The European Federation of Pharmaceutical Industries and Associations (EFPIA) and the Pharmaceutical Research and Manufacturers of America (PhRMA) have strengthened their commitment to enhancing public health by endorsing joint “Principles for Responsible Clinical Trial Data Sharing: Our Commitment to Patients and Researchers.”
“Companies routinely publish their clinical research, collaborate with academic researchers, and share clinical trial information on public websites,” said Christopher Viehbacher, president of EFPIA and ceo of Sanofi. “By endorsing the Principles, biopharmaceutical companies commit to enhance these efforts by making additional information available to the public, patients who participate in clinical trials, and to qualified researchers.
Under the new commitments, biopharmaceutical companies will dramatically increase the amount of information available to researchers, patients, and members of the public.
For example, patient-level clinical trial data, study-level clinical trial data, full clinical study reports, and protocols from clinical trials in patients for medicines approved in the US and the EU will be shared with qualified scientific and medical researchers upon request and subject to terms necessary to protect patient privacy and confidential commercial information. Researchers who obtain such clinical trial data will be encouraged to publish their findings.

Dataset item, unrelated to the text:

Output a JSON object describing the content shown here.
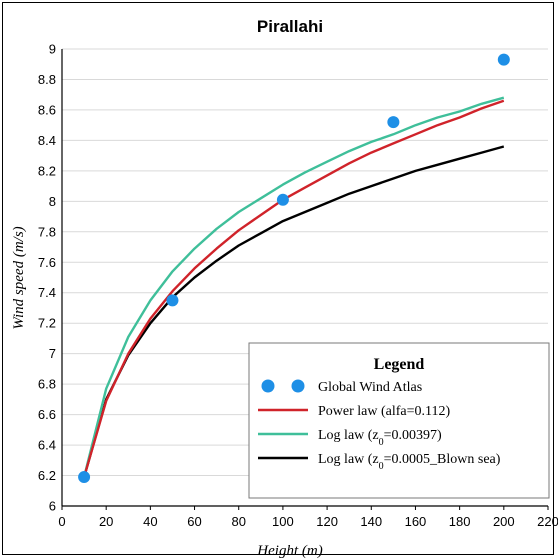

“The commitments recognize the importance of sharing clinical trial data in the interest of patients, healthcare and the economy. Imperative to the success of this initiative are safeguards that ensure patient privacy, respect for integrity of regulatory systems worldwide and greater incentives for more investment in medical innovation,” said Robert Hugin, chairman of PhRMA and Chairman and ceo of Celgene Corporation.
The Principles are available here. The commitments will come into force from January 2014.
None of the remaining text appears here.